Por TT Catalão
Pompa e circunstância ocorreram como mandava o ritual fúnebre. Impunham-se pelo testemunho humano e religioso da trajetória histórica de Dom Eugenio Salles como confidente sóbrio e interlocutor protagonista de momentos coletivos e individuais.
Sob a óbvia polêmica em tudo que é humano sepultava-se a pessoa suave e o religioso em sua fidelidade absoluta aos cânones da igreja e à capacidade, discretíssima, de negociação e humanitarismo nos sombrios anos da ditadura.
Mais que a pompa e a circunstância eis que um integrante da Cruz Vermelha carioca solta uma pomba e esta, doméstica que era, procurou logo o porto seguro de um pouso. Poderia ser mais acima, mais abaixo, mas ela decidiu pelo caixão do cardeal. Para a felicidade iconoclasta da fotografia, um prato cheio.
Logo a pomba eternizada símbolo do Espírito Santo (invenção pelas línguas de fogo), adotada mais pelo dogma católico do que pelo sentido libertário de Espírito Santo (um mundo sem cadeias e sem fome) da tradição portuguesa.
As naturais conexões de bênção extraordinária são imediatamente feitas. Plasticamente as imagens são belíssimas. Um ícone se plasma ao vivo. O prato imagético transborda de cheio.
É também a pomba, desde Picasso, imortalizada com o raminho no bico como paz e salvação. Fazia sentido quando navegantes perdidos observavam uma ave com folhinhas e deduziam que a terra estava próxima.
O que nos interessa é a leitura do poder da imagem como superlativo nos códigos de persuasão e clichês da mídia.
A imagem, se força síntese, traduz concentradamente tudo aquilo que desejamos como ideia. Principalmente se já “queremos ver sinais” pautados sob uma fé, um mito e, às vezes, até uma farsa.
Hitler construiu o absurdo de “vingança do povo alemão pela humilhação na I Guerra” ao manipular a “culpa” concentrada em alvos definidos. E foi bem sucedido na lavagem cerebral.

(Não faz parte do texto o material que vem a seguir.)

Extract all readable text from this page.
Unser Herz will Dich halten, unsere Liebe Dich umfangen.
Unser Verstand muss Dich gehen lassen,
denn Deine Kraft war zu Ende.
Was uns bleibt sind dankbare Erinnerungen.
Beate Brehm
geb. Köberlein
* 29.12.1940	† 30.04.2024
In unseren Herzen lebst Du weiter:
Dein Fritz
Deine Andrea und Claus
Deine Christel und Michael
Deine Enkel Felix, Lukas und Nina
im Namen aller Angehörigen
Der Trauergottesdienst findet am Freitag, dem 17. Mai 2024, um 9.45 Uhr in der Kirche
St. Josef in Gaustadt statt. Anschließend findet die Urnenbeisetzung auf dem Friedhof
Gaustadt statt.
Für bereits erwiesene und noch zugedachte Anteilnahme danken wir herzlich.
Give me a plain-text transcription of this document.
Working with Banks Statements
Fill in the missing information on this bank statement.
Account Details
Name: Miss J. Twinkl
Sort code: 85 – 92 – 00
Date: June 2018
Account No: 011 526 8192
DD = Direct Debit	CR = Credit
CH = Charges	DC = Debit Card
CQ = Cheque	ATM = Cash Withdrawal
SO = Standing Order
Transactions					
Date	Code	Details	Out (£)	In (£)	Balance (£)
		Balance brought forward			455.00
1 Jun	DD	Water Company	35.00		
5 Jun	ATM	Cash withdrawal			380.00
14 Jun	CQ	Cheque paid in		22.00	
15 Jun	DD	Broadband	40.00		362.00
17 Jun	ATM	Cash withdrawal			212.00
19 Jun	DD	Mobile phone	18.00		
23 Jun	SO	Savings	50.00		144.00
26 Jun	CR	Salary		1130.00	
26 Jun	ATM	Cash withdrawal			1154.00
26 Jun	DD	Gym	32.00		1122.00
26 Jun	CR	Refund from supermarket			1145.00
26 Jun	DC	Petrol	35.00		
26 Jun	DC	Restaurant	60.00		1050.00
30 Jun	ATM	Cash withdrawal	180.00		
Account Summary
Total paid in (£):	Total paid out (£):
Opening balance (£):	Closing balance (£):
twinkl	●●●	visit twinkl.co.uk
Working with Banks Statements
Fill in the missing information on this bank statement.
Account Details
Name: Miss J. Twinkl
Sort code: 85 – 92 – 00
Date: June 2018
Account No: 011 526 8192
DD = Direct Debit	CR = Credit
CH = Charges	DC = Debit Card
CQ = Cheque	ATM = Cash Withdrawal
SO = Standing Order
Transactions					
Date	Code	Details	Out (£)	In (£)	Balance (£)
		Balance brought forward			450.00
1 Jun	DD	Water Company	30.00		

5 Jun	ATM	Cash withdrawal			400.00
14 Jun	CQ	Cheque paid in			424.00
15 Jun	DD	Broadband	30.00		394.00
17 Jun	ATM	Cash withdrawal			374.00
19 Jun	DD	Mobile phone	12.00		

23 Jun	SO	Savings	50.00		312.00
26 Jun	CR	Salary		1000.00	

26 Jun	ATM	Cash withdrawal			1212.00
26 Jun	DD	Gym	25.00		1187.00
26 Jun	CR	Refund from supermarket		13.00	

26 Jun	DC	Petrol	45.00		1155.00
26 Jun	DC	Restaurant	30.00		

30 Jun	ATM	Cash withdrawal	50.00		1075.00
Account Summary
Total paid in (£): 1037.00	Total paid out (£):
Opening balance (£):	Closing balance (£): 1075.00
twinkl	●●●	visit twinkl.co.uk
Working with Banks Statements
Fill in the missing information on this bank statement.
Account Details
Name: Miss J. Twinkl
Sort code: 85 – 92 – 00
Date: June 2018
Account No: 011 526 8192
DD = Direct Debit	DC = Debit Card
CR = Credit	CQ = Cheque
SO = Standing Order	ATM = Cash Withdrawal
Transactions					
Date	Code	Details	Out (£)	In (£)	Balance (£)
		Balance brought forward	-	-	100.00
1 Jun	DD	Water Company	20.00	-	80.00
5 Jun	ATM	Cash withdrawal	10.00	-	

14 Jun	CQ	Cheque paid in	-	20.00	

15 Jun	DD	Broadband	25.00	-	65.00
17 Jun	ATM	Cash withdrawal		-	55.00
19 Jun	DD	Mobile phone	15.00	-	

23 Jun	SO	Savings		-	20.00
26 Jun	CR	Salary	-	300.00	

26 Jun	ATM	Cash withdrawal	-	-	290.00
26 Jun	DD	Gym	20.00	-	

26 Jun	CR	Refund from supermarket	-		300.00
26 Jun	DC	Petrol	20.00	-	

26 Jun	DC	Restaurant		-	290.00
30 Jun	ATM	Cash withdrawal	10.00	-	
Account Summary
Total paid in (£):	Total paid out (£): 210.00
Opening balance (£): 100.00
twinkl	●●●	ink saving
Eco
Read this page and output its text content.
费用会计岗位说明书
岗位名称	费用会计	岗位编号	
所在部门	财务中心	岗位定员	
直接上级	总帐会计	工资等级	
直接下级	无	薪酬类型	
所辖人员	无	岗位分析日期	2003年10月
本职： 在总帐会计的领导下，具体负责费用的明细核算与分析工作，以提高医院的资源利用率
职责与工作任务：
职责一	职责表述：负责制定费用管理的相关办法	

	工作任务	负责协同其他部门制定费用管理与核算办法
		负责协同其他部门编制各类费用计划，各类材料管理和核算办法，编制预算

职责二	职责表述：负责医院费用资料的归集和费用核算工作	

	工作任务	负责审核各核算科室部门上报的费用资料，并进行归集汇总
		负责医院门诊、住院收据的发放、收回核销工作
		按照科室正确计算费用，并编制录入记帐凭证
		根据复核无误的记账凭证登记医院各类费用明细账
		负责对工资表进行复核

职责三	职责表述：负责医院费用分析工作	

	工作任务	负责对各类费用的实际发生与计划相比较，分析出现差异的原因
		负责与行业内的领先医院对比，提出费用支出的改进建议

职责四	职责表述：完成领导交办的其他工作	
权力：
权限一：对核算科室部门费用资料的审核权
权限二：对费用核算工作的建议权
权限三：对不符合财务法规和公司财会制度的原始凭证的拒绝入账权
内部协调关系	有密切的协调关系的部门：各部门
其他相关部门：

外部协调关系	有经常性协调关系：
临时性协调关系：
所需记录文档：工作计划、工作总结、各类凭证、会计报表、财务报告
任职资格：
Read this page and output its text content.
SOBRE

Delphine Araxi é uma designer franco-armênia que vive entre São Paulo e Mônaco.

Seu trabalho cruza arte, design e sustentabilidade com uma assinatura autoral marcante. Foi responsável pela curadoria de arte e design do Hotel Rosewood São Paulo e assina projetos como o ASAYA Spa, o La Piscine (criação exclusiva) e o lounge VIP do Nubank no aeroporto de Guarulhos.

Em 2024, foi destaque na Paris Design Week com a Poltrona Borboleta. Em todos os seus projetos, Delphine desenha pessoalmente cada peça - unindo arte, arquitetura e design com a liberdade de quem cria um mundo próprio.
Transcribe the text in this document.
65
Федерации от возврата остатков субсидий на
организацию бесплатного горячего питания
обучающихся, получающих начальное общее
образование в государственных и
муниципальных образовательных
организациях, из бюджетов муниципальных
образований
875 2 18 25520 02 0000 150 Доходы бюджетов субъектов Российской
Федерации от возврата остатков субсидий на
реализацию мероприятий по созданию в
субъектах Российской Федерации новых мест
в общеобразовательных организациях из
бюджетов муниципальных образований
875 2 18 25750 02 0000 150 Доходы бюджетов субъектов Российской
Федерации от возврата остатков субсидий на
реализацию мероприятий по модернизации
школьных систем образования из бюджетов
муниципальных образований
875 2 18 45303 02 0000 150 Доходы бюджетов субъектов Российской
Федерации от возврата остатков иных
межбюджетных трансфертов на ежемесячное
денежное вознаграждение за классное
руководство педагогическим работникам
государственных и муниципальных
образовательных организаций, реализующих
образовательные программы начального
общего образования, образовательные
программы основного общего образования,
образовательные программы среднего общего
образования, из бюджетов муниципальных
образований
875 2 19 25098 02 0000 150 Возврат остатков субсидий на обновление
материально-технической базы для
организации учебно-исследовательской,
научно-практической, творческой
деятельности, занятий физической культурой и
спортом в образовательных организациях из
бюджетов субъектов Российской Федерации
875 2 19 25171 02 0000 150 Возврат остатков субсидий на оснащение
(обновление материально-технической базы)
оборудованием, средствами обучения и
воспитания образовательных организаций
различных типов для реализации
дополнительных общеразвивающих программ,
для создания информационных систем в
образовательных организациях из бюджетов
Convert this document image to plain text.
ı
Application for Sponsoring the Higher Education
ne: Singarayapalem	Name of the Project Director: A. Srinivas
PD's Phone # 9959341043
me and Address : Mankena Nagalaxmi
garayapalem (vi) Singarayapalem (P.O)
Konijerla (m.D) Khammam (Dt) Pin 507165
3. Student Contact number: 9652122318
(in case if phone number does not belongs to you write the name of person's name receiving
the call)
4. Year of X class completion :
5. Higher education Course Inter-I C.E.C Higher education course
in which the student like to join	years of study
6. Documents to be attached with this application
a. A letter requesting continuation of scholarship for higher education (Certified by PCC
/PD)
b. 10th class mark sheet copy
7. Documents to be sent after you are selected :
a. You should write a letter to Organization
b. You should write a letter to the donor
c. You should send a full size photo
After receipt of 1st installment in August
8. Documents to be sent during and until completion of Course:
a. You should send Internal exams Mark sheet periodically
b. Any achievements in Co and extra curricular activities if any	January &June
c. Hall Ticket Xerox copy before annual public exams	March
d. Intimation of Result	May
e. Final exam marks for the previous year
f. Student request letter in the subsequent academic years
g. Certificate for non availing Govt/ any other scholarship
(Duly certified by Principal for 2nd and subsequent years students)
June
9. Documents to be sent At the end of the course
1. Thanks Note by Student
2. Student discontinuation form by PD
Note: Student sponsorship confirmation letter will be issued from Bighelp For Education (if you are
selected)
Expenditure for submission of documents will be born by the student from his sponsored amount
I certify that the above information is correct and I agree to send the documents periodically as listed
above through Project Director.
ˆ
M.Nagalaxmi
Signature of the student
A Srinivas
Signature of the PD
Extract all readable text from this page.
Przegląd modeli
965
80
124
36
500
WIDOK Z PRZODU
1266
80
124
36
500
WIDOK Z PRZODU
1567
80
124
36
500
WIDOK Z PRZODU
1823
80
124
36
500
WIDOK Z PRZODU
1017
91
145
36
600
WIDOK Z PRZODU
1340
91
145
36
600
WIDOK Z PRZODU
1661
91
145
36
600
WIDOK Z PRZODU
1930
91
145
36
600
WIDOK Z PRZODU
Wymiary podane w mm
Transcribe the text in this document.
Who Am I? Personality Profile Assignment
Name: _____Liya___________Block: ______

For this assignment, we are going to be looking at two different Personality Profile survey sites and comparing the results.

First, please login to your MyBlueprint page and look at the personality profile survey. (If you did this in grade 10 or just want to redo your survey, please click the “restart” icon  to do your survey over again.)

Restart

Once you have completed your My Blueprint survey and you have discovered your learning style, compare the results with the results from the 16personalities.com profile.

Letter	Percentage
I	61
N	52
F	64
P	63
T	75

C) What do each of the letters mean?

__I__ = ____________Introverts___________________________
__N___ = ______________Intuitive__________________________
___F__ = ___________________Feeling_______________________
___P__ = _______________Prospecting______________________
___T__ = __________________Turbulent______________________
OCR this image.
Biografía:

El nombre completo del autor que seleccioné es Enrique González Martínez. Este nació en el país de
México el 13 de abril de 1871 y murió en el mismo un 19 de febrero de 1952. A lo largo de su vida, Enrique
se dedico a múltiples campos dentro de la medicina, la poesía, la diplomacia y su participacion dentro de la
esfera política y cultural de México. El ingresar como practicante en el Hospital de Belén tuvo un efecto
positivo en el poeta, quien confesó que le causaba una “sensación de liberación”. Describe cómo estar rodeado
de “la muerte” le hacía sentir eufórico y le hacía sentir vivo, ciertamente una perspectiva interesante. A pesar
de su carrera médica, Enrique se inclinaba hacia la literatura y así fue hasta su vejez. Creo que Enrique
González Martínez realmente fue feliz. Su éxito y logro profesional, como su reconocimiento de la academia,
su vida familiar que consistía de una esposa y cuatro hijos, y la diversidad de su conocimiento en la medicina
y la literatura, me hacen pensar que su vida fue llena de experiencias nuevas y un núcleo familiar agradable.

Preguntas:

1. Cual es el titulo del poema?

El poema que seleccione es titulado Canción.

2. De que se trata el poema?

Quando a gente quer crer, o estímulo bem elaborado, basta e faz das “mil repetições uma verdade”. Na política é comum a manipulação na construção de imagens, o pai dos pobres, o protetor dos descamisados, o redentor das lutas, o herói salvador. A pomba fechava a questão.
Foram poucos os articulistas que traçaram a complexa trajetória do cardeal em suas contradições. A pomba estava lá para não deixar dúvidas. Sua força resumia por si, embora o cardeal não estivesse em julgamento (nem merecia tal grosseria).
Poucos alinharam o quanto nos angustiava a tática do cardeal (que merece respeito no elenco das diversidades de opiniões) quando na própria Igreja tínhamos vozes mais radicais para a nossa pressa de luta.
Eu militava com Dom Adryano Hipolito na fogueira da Baixada Fluminense quando o pau quebrava solto.Sem pomba no final do túnel, muito menos um mísero raminho de oliveira. O tempo nos ensina a temperança ao nos mostrar a relatividade dos atos. Mas que a pomba serviu para achatar toda e qualquer leitura de contraponto, isto serviu.
Foi um “milagre”e pronto! Fim de papo. Exceção para o sensível artigo de Xexeo ao citar ao mesmo tempo nossa pressa de revolução e o papel sereno do cardeal nos encontros e acolhimento a perseguidos que ele operava na inspiração maior da compaixão.
Um comentário:
Clovis, quero deixar aqui mais uma vez meu elogio quanto a maneira tão bela que descreveu este momento, que para nós católicos deixa uma imensa saudade desde quando eramos jovens deste grande homem e o que ele significou para o nosso Brasil e para a igreja.